Hauwa Nuhu Shiffi: Credit: Hauwa Nuhu Shiffi

Hauwa Shaffii Nuhu is a 22-year-old poet who participated in protests in Minna, Niger State.

“We tried to have a protest in my city – Minna, Niger State – but it wasn’t very big. Still, it was heartbreaking because the police kept trying to frighten us. They were so, so angry at the fact that we dared to say “stop killing us”. I was so stunned at the fury. The events of the night of the Lekki Massacre are not the sort of thing that one just gets over, especially because a lot of us watched the Livestream. I still have nightmares about it, I still randomly burst into tears when I remember it. One time I was at the bank, and on the TV during those brief commercial breaks where they just show a ‘mashup’ of different historic times and videos, a very short clip of the police firing water canisters at protesters in Abuja played, and I just started crying. because the events of those two weeks just rushed over me again. We asked to not be killed and we got killed for it.
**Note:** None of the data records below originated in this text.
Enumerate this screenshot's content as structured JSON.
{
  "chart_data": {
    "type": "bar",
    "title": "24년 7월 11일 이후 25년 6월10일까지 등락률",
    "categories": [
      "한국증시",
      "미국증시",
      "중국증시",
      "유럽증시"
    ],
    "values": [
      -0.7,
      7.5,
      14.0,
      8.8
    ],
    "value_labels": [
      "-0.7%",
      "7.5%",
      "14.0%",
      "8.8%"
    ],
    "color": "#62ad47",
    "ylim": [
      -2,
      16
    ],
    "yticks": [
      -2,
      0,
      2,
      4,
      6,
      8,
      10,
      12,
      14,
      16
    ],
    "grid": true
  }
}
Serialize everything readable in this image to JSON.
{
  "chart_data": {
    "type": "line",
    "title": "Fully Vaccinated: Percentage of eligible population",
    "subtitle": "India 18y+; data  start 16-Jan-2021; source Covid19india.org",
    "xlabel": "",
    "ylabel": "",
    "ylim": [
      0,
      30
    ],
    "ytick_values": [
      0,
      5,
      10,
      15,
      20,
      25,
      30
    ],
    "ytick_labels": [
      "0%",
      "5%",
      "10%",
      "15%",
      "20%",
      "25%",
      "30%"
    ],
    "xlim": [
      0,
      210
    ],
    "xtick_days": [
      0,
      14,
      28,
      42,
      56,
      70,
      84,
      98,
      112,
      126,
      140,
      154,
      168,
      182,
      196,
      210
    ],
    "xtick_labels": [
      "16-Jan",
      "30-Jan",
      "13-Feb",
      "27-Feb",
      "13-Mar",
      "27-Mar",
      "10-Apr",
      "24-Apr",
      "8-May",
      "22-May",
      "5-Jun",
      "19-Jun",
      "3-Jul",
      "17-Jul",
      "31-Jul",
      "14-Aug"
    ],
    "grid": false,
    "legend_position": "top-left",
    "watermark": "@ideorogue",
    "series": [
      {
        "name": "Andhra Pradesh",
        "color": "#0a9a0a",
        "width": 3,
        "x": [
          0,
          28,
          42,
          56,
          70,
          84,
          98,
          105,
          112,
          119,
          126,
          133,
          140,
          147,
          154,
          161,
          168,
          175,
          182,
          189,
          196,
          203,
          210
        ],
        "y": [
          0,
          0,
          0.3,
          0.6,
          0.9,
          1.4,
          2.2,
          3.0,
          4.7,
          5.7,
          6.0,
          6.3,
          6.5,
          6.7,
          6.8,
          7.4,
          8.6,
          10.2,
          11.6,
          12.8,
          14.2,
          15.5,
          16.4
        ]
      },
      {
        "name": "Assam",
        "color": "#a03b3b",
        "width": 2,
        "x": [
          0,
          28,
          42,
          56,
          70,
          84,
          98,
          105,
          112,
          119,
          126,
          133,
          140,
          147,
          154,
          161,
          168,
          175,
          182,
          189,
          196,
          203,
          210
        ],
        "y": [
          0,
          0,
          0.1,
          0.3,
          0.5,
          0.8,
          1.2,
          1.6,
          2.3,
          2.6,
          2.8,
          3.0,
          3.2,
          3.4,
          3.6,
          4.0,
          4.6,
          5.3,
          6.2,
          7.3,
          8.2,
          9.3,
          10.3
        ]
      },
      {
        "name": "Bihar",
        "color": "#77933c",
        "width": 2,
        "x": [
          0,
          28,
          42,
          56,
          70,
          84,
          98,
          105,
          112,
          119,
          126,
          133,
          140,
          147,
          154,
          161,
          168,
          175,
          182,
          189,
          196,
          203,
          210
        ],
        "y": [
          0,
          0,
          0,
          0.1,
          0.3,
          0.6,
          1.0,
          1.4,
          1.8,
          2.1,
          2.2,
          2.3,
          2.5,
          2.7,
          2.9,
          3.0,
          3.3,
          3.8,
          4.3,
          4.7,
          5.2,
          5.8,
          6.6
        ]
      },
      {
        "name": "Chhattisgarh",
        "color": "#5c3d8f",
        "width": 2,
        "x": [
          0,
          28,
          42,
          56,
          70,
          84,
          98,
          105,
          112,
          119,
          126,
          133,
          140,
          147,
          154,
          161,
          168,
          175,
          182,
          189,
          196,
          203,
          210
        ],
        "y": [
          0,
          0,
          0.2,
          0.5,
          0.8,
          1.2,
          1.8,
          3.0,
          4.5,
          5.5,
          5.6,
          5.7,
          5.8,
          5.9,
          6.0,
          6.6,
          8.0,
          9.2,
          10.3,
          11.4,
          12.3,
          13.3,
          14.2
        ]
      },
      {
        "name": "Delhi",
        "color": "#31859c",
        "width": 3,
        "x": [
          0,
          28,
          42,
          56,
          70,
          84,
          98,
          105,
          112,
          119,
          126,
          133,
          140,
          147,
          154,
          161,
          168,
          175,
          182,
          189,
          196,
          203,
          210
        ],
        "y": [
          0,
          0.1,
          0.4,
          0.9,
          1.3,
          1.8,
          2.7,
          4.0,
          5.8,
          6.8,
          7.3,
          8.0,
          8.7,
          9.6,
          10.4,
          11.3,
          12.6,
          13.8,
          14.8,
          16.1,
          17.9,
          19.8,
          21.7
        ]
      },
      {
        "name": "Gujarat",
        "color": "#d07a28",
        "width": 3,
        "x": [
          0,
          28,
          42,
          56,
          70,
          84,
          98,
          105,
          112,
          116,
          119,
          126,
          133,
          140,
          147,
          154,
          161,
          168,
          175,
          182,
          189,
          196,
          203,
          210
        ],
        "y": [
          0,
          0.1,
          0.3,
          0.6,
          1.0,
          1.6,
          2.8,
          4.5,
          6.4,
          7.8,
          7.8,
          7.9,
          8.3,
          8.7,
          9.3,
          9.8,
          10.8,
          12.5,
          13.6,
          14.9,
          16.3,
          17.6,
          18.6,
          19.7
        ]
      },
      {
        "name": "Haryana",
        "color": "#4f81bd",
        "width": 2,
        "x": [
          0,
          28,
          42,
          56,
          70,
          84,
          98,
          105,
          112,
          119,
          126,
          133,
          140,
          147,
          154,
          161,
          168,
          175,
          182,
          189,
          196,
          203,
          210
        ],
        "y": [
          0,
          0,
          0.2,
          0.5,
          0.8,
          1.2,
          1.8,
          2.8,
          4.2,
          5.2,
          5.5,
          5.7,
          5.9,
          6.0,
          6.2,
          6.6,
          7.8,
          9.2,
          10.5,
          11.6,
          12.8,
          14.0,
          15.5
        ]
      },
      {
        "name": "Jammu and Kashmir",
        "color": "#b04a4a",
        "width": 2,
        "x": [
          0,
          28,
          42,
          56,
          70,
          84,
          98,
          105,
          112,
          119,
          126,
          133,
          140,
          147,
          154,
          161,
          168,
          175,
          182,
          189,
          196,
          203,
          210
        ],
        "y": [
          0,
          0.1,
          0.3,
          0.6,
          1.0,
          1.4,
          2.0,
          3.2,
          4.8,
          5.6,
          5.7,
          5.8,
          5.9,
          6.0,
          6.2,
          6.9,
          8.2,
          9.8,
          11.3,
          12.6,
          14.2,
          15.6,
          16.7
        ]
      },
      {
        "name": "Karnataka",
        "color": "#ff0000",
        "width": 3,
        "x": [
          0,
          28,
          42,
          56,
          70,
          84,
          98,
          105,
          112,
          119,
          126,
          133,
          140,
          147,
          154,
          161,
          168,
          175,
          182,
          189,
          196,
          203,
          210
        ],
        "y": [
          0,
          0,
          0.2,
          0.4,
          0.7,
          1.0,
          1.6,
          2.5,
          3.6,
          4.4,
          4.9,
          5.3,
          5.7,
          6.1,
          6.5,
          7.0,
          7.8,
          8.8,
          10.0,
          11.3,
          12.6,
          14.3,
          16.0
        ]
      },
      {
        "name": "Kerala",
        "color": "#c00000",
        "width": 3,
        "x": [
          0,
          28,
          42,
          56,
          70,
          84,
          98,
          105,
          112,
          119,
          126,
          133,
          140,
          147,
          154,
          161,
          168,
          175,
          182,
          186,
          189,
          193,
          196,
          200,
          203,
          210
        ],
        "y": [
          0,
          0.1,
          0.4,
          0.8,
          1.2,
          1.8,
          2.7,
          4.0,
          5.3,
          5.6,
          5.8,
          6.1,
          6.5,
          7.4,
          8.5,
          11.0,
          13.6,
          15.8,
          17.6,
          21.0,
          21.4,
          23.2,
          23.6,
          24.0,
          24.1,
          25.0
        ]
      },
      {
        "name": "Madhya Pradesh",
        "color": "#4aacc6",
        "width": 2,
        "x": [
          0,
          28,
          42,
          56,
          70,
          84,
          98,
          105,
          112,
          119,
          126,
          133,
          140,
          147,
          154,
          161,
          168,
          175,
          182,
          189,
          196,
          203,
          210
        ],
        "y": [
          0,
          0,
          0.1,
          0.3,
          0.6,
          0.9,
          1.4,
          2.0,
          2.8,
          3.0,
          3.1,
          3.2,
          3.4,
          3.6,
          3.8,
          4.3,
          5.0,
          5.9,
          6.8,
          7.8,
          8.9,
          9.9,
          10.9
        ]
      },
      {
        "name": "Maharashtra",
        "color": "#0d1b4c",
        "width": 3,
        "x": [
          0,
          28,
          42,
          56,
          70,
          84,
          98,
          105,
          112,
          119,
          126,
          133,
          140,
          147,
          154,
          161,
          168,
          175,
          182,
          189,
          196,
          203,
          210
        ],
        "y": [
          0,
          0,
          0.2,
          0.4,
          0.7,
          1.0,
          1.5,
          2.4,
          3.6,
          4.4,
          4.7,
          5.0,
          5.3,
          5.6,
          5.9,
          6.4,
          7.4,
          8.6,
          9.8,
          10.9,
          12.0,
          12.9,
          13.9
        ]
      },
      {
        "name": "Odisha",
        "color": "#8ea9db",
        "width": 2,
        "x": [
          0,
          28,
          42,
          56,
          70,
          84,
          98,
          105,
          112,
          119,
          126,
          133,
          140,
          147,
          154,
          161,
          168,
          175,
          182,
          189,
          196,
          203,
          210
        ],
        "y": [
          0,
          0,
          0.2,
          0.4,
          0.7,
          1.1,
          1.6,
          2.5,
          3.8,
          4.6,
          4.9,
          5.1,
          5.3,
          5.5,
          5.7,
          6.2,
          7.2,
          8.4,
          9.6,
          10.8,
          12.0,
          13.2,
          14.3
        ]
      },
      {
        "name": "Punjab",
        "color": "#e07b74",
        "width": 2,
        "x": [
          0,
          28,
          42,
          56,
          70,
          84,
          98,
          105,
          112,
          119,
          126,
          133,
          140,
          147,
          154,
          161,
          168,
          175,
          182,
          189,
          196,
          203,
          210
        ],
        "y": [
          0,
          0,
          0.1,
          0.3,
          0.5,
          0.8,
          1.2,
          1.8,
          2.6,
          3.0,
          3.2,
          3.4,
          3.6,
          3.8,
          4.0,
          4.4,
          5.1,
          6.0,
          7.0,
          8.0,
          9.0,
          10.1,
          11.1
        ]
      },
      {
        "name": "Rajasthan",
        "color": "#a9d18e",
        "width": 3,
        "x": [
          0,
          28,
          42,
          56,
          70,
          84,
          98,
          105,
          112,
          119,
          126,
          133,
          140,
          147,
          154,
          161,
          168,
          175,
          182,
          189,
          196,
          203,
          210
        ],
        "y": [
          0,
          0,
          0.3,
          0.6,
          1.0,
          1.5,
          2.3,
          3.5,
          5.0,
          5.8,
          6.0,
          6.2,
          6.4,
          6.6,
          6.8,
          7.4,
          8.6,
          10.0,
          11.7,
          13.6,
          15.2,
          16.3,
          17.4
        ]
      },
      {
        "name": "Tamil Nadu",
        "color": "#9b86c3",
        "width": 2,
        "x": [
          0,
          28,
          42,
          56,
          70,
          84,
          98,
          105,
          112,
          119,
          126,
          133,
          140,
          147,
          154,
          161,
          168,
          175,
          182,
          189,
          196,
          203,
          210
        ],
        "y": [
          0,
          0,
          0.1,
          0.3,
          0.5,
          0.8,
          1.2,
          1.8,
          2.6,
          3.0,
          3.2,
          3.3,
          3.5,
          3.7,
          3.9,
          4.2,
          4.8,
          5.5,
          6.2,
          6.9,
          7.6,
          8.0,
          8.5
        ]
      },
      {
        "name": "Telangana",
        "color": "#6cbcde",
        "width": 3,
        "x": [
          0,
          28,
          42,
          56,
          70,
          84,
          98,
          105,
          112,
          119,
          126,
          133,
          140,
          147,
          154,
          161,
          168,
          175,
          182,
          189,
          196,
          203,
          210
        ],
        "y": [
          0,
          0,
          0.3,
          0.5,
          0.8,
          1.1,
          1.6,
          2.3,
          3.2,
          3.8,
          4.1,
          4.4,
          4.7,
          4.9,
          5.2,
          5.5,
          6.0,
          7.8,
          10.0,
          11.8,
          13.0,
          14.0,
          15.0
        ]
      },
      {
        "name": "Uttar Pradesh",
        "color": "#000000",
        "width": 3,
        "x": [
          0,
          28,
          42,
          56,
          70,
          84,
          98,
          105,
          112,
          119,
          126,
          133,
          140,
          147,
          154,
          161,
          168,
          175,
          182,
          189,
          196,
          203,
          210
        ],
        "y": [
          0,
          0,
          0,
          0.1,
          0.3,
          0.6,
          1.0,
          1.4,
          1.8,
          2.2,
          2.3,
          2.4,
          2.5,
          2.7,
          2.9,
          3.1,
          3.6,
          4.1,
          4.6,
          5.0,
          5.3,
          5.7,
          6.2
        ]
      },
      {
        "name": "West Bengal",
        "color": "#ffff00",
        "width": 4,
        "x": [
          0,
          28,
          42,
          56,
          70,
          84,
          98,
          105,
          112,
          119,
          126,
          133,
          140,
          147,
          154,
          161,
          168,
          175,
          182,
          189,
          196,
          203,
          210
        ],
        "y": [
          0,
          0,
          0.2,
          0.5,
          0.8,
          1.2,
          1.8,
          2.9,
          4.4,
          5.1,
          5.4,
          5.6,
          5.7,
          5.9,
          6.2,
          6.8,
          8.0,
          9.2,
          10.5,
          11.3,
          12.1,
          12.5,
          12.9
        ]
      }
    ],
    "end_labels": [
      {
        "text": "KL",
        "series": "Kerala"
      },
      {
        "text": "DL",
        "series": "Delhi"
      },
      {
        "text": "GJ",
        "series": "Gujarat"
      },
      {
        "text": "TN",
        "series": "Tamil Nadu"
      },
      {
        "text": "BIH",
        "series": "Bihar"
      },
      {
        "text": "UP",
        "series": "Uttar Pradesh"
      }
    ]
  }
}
I think we’re at a place where our collective consciousness has peaked or been awakened, and what this has done is to kill our hitherto usual strategy of decrying something bad on social media for a few hours and then going back to normal. Now, we are ready to stay on the matter for as long as it takes to get a reaction from the appropriate body. That is huge. That is very huge. Now I want this to translate to an informed voter turnout when the elections come.”